Era uma sensação inquietante atravessar aquele vasto salão, que parecia oco, sem vida humana, mas, em alguma outra parte, Kane sabia que poderia haver multidões ocultas de sua vista pelos pilares.
Por fim, após o que pareceu ser uma eternidade seguindo por aqueles labirintos monstruosos, ele chegou a uma enorme parede que parecia ser a lateral do salão ou, talvez, uma divisória. Continuando seu caminho, deparou-se com um acesso, diante do qual dois lanceiros estavam postados como estátuas negras.
Escondido atrás da base de uma coluna, Kane observou duas janelas no alto, uma de cada lado da porta; reparando nos entalhes ornamentais que cobriam a parede, pensou em um plano desesperado.
Julgava imperativo descobrir o que havia lá dentro. O fato de estar sob guarda sugeria que atrás da porta haveria uma câmara do tesouro ou um calabouço, e descobrir o que era tornou-se seu objetivo.
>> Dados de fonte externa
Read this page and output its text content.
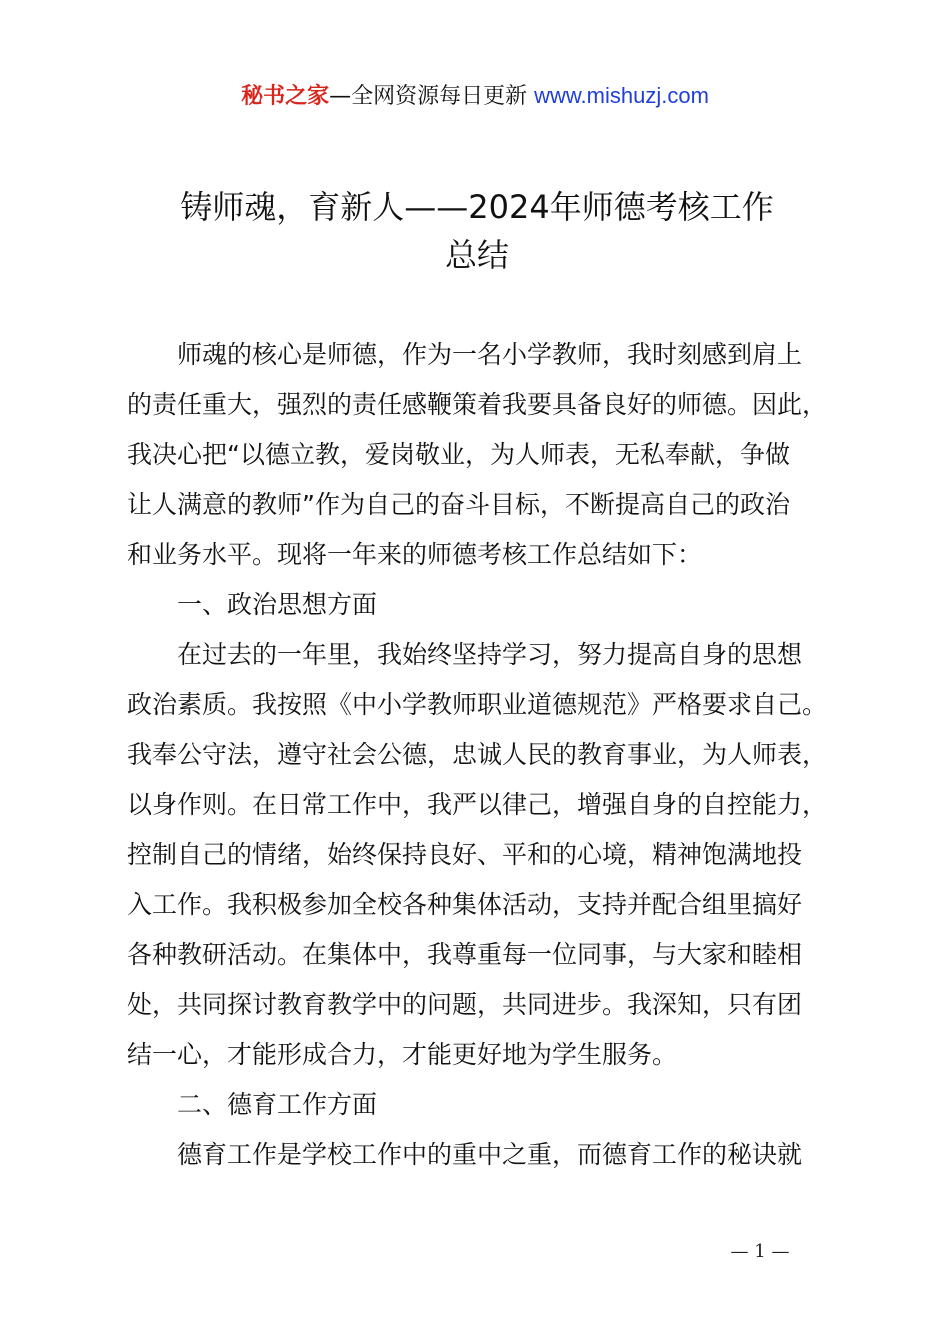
秘书之家—全网资源每日更新 www.mishuzj.com
铸师魂，育新人——2024年师德考核工作
总结

师魂的核心是师德，作为一名小学教师，我时刻感到肩上
的责任重大，强烈的责任感鞭策着我要具备良好的师德。因此，
我决心把“以德立教，爱岗敬业，为人师表，无私奉献，争做
让人满意的教师”作为自己的奋斗目标，不断提高自己的政治
和业务水平。现将一年来的师德考核工作总结如下：

一、政治思想方面

在过去的一年里，我始终坚持学习，努力提高自身的思想
政治素质。我按照《中小学教师职业道德规范》严格要求自己。
我奉公守法，遵守社会公德，忠诚人民的教育事业，为人师表，
以身作则。在日常工作中，我严以律己，增强自身的自控能力，
控制自己的情绪，始终保持良好、平和的心境，精神饱满地投
入工作。我积极参加全校各种集体活动，支持并配合组里搞好
各种教研活动。在集体中，我尊重每一位同事，与大家和睦相
处，共同探讨教育教学中的问题，共同进步。我深知，只有团
结一心，才能形成合力，才能更好地为学生服务。

二、德育工作方面

德育工作是学校工作中的重中之重，而德育工作的秘诀就

— 1 —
Kane recuou até um ponto fora da visão dos guardas e começou a escalar a parede, usando os profundos entalhes como apoios para mãos e pés. A tarefa mostrou-se mais fácil do que esperava, e, ao chegar à mesma altura das janelas, rastejou cautelosamente, sentindo-se como uma formiga em uma parede. Os guardas lá embaixo não olharam para cima, e ele, afinal, colocou-se sobre o peitoril da janela mais próxima. Olhou pelo vidro e viu uma sala grande e vazia, porém equipada de maneira lasciva e bárbara. Sofás de seda e travesseiros de veludo se espalhavam pelo chão, com grossas tapeçarias repletas de detalhes dourados penduradas nas paredes azulejadas. Também havia ouro nos trabalhos que decoravam o teto.
Berloques brutos de marfim e pau-ferro, tão incongruentes e de estilo selvagem inconfundível, iluminavam o local; símbolos daquele estranho reino onde sinais de barbarismo competiam com uma excêntrica cultura. O acesso externo estava fechado e, na parede oposta, havia mais uma porta, também lacrada.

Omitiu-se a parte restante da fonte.